В докладе С.В. Капранова (Киев, Украина) обсуждалась интерпретация буддизма в работах М. Элиаде. Буддологические фрагменты различных работ Элиаде складываются в целостную (хоть и неполную) и достаточно систематическую картину, которая вписывается в его общую теорию религии. Это свидетельствует о серьезном интересе к учению Будды.
Доклад Ч.Ц. Цыренова (Улан-Удэ) был посвящен особенностям перевода и интерпретации древнекитайских текстов (на материале ранних синобуддийских текстов). В процессе понимания и перевода ранних синобуддийских текстов неизбежны определенные издержки, имеющие объективные причины лингвистического и межкультурного характера. К ним относятся многовариантность перевода, разнообразные ошибки переписчиков, а также интерпретация противоречивых аллюзий и аллегорий, скрытых цитат и цитат с отсылкой. Частично компенсировать эти издержки можно с помощью поясняющих комментариев переводчика и дополнительных вариантов перевода. Реконструкция терминологического аппарата не всегда возможна в полном объеме. Видимо, трудность реконструкции терминологического аппарата китайского буддизма на раннем этапе своего развития объясняется тем, что это учение находилось в стадии становления и формирования китайских философских эквивалентов для понятий индобуддийской культуры, а также выработки собственных синобуддийских понятий и терминов.
Л.Е. Янгутов (Улан-Удэ) обратился к проблеме преподавания буддизма в высших учебных заведениях России и рассмотрел достоинства и недостатки существующих в настоящее время учебных программ и пособий по данной теме. Отмечались работы, в которых, по мнению автора, дается адекватное изложение основ буддийского учения.

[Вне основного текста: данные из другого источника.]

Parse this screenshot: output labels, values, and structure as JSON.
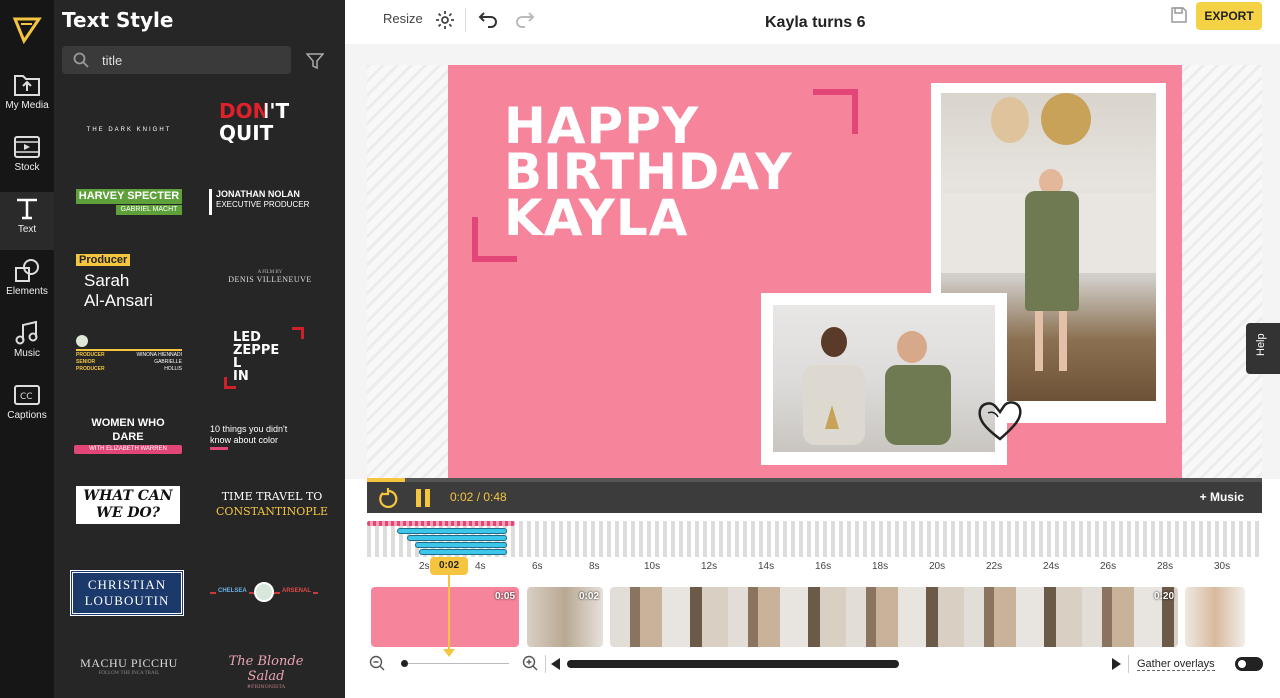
{
  "rail": {
    "items": [
      {
        "label": "My Media",
        "icon": "folder-upload-icon"
      },
      {
        "label": "Stock",
        "icon": "film-icon"
      },
      {
        "label": "Text",
        "icon": "text-icon"
      },
      {
        "label": "Elements",
        "icon": "shapes-icon"
      },
      {
        "label": "Music",
        "icon": "music-note-icon"
      },
      {
        "label": "Captions",
        "icon": "captions-icon"
      }
    ]
  },
  "panel": {
    "title": "Text Style",
    "search": {
      "value": "title",
      "placeholder": "Search"
    },
    "cards": [
      {
        "a": "THE DARK KNIGHT"
      },
      {
        "a": "DON'T",
        "b": "QUIT"
      },
      {
        "a": "HARVEY SPECTER",
        "b": "GABRIEL MACHT"
      },
      {
        "a": "JONATHAN NOLAN",
        "b": "EXECUTIVE PRODUCER"
      },
      {
        "a": "Producer",
        "b": "Sarah",
        "c": "Al-Ansari"
      },
      {
        "a": "A FILM BY",
        "b": "DENIS VILLENEUVE"
      },
      {
        "a": "PRODUCER",
        "b": "SENIOR",
        "c": "PRODUCER",
        "d": "WINONA HIENNADI",
        "e": "GABRIELLE",
        "f": "HOLLIS"
      },
      {
        "a": "LED",
        "b": "ZEPPE",
        "c": "L",
        "d": "IN"
      },
      {
        "a": "WOMEN WHO",
        "b": "DARE",
        "c": "WITH ELIZABETH WARREN"
      },
      {
        "a": "10 things you didn't",
        "b": "know about color"
      },
      {
        "a": "WHAT CAN",
        "b": "WE DO?"
      },
      {
        "a": "TIME TRAVEL TO",
        "b": "CONSTANTINOPLE"
      },
      {
        "a": "CHRISTIAN",
        "b": "LOUBOUTIN"
      },
      {
        "a": "CHELSEA",
        "b": "ARSENAL"
      },
      {
        "a": "MACHU PICCHU",
        "b": "FOLLOW THE INCA TRAIL"
      },
      {
        "a": "The Blonde Salad",
        "b": "#FRINONISTA"
      }
    ]
  },
  "topbar": {
    "resize": "Resize",
    "title": "Kayla turns 6",
    "export": "EXPORT"
  },
  "canvas": {
    "line1": "HAPPY",
    "line2": "BIRTHDAY",
    "line3": "KAYLA",
    "bg": "#f6859c",
    "accent": "#e14677"
  },
  "player": {
    "time": "0:02 / 0:48",
    "music": "+ Music",
    "progress": 0.042
  },
  "help": {
    "label": "Help"
  },
  "timeline": {
    "ticks": [
      "2s",
      "4s",
      "6s",
      "8s",
      "10s",
      "12s",
      "14s",
      "16s",
      "18s",
      "20s",
      "22s",
      "24s",
      "26s",
      "28s",
      "30s"
    ],
    "playhead": "0:02",
    "clips": [
      {
        "duration": "0:05"
      },
      {
        "duration": "0:02"
      },
      {
        "duration": "0:20"
      }
    ],
    "gather": "Gather overlays"
  }
}
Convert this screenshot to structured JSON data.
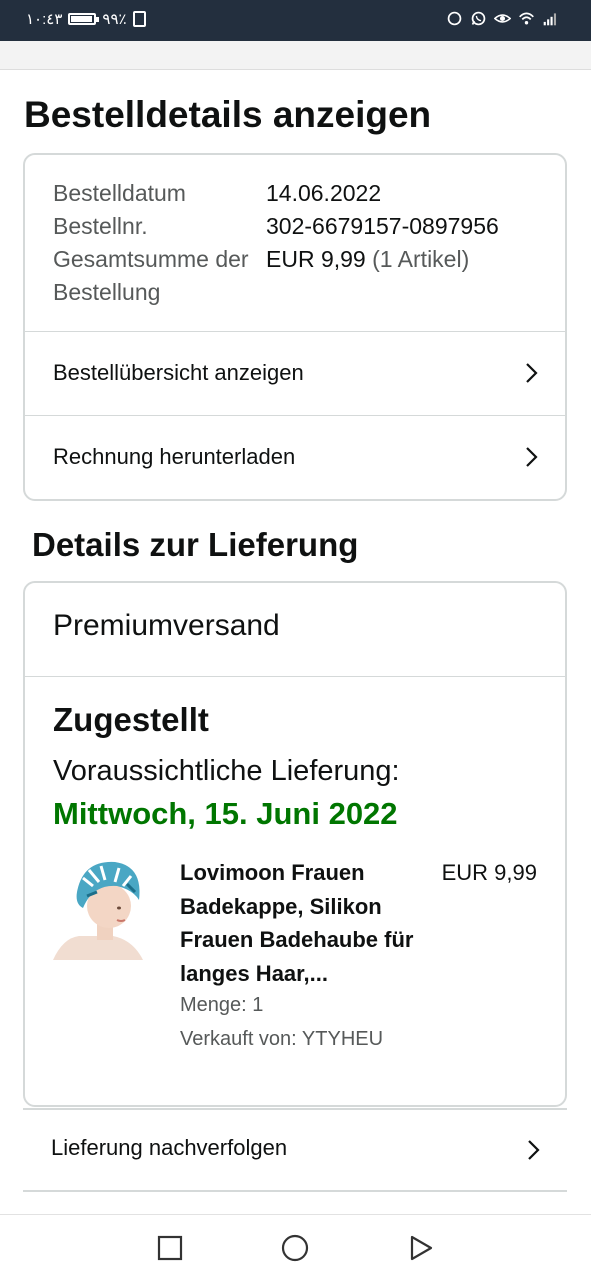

Секция "Буддизм и современное общество".
В докладе Д.Д. Амоголоновой (Улан-Удэ) "Буддийское возрождение в контексте социокультурной модернизации (на материале современной Бурятии)" отмечалось, что значение религиозной идентификации в период демобилизации этничности существенно возрастает. Даже при слабом знакомстве большинства бурят с буддийской догматикой и с их по большей части аскриптивном отношении к религии и условной верой буддийские институты выполняют функции социальной самоидентификации. Благодаря убеждению в том, что буддизм - это национальная ценность, искренне верующие и индифферентно относящиеся к религии люди в равной степени ощущают свою принадлежность к этнокультурному (и политическому) сообществу - "бурятам". В этом смысле буддизму отводится инструментальная роль в конструировании бурятской этносферы, которая включает в себя все многообразие этнически окрашенных практик, манифестирующих принадлежность к группе (этническая идентичность). Одновременно многие черты традиционной религиозной культуры в повседневности приобретают характер региональных ценностей и гуманитарно-географических образов своего пространства, а потому синкретизм религиозных чувств, сложившийся за период длительного межкультурного взаимодействия рус-
ских и бурят, не ослабевает, а напротив, становится более выраженным. Посредством этого укрепляется межэтническое доверие и конструируется толерантность.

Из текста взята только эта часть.